(Getty Images)

Intervenuto ai microfoni di Radio Sei, Daniele Sebastiani, presidente del Pescara, fa il punto su molte situazioni: dall’addio di Zeman all’arrivo di Stroppa sulla panchina abruzzese, fino ad arrivare alla Lazio e alle trattative con il club biancoceleste nella scorsa sessione di mercato. Ecco le sue parole:

Sull’addio di Zeman
“Come successe con l’addio di Galeone quando va via un tecnico importante che ha fatto benissimo è chiaro che lascia un vuoto, è chiaro che i tifosi abituati a tante palle gol restino delusi. Oggi forse non si tiene conto del fatto che siamo in Serie A e che queste cose non succedono tutti gli anni. Io penso che nel mondo ci sia una sola squadra che da anni dimostri di avere un gioco spettacolare e divertente ed è il Barcelona. Il mister quindi ha creato due problemi: uno a noi che ci troviamo a combattere con una realtà diversa e una di aspettativa ai tifosi della Roma che pensavano che con la bacchetta magica si potesse fare tutto e subito. Io sono convinto che Zeman sia un grandissimo del calcio, e mi prendo anche il  merito perché lo abbiamo preso noi e abbiamo restituito al calcio un tecnico di sicuro valore. Inoltre se Zeman avrà il tempo e l’appoggio della squadra farà divertire i tifosi romani”.

Su Stroppa
“E’ fondamentale la sua serietà, abbiamo seguito i suoi metodi di allenamento e la preparazione alle partite quando era al Sudtirol. Quest’ anno non eravamo pronti per sostituire Zeman perché lui fino ad un mese prima aveva manifestato la volontà di rimanere, ma nel momento di dover effettuare il cambio avevamo le idee già chiare. Siamo andati su Giovanni senza alcun tipo di problema e sono convinto che nei prossimi anni ne sentiremo parlare ad altri livelli. E’ facile lavorare quando si hanno tanti soldi e prendere giocatori ed allenatori affermati, più difficile andare a ricercare giovani da far crescere e tecnici nuovi da portare nella massima serie. Noi abbiamo sempre lavorato così, non dimentichiamoci che il nostro primo risultato importante lo abbiamo ottenuto con Eusebio Di Francesco alla sua prima esperienza”.

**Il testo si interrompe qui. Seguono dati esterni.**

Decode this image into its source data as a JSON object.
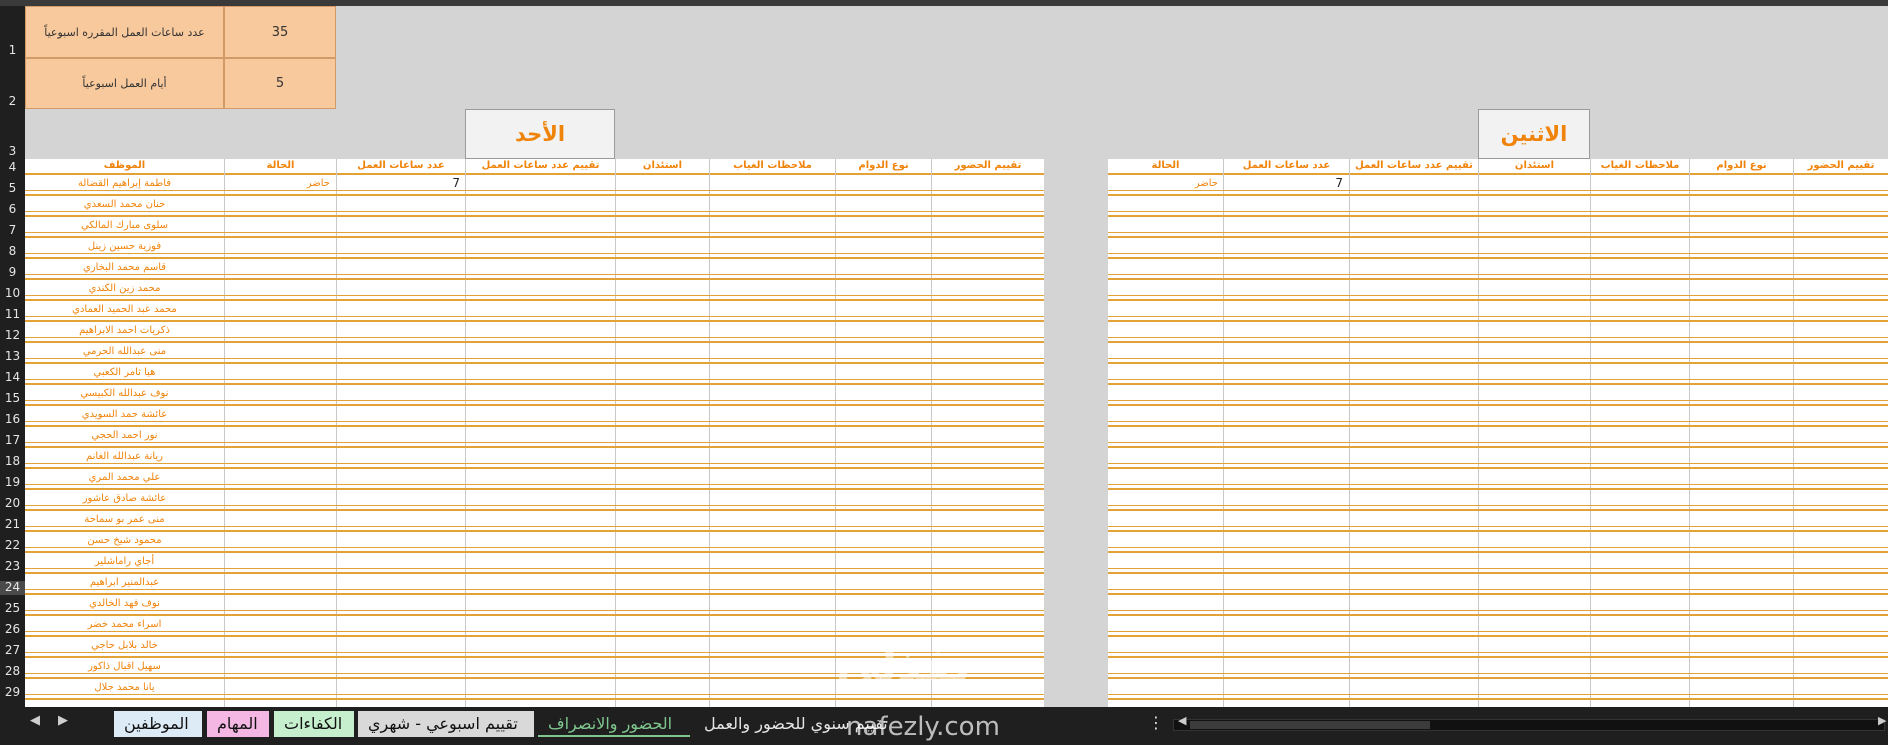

Sulla gara contro la Lazio e i cartelloni dei tifosi pescaresi
“Io in questa settimana non ho fatto altro che buttare acqua sul fuoco perché si tratta di una partita di calcio, non ci lamentiamo poi se gli stadio non si riempiono più. Cerchiamo di tornare alla rivalità con il giusto rapporto tra le tifoserie, evitiamo cose che non appartengono al calcio e allo sport. Mi auguro che i tifosi pescaresi dimostrino ancora una volta che questa è una grande città da tutti i punti di vista. Aldilà delle vecchie ruggini rimane una partita di calcio. Ai tifosi dico di venire allo stadio con tranquillità, noi abbiamo fatto uno sforzo come società, lasciando libera tutta la curva sud proprio per evitare che ci sia la possibilità di contatti”.

Sulla trattativa per Foggia
“L’affare non si è concluso perché ognuno è padrone in casa sua. Il presidente Lotito aveva delle richieste, noi le nostre, non ci siamo incontrati ma non è successo nulla. Noi volevamo Foggia e Floccari e poi nel momento in cui ci mancava il portiere abbiamo pensato a Carrizo. Potevano arrivare tutti e tre anche se su Floccari in quel momento c’erano altri club interessati per i quali il giocatore poteva avere un gradimento diverso. Ci sarebbe piaciuto avere Pasquale Foggia, non è stato possibile, può darsi che prossimamente possa succedere qualcosa, anche se la mia squadra si sta amalgamando e a gennaio quei ruoli scoperti sulla carta a giugno non lo saranno più. Sono fiducioso di questo gruppo e mi auguro di poter rimanere in gioco alla grande sino a gennaio, dopo se ci sarà bisogno interverremo”.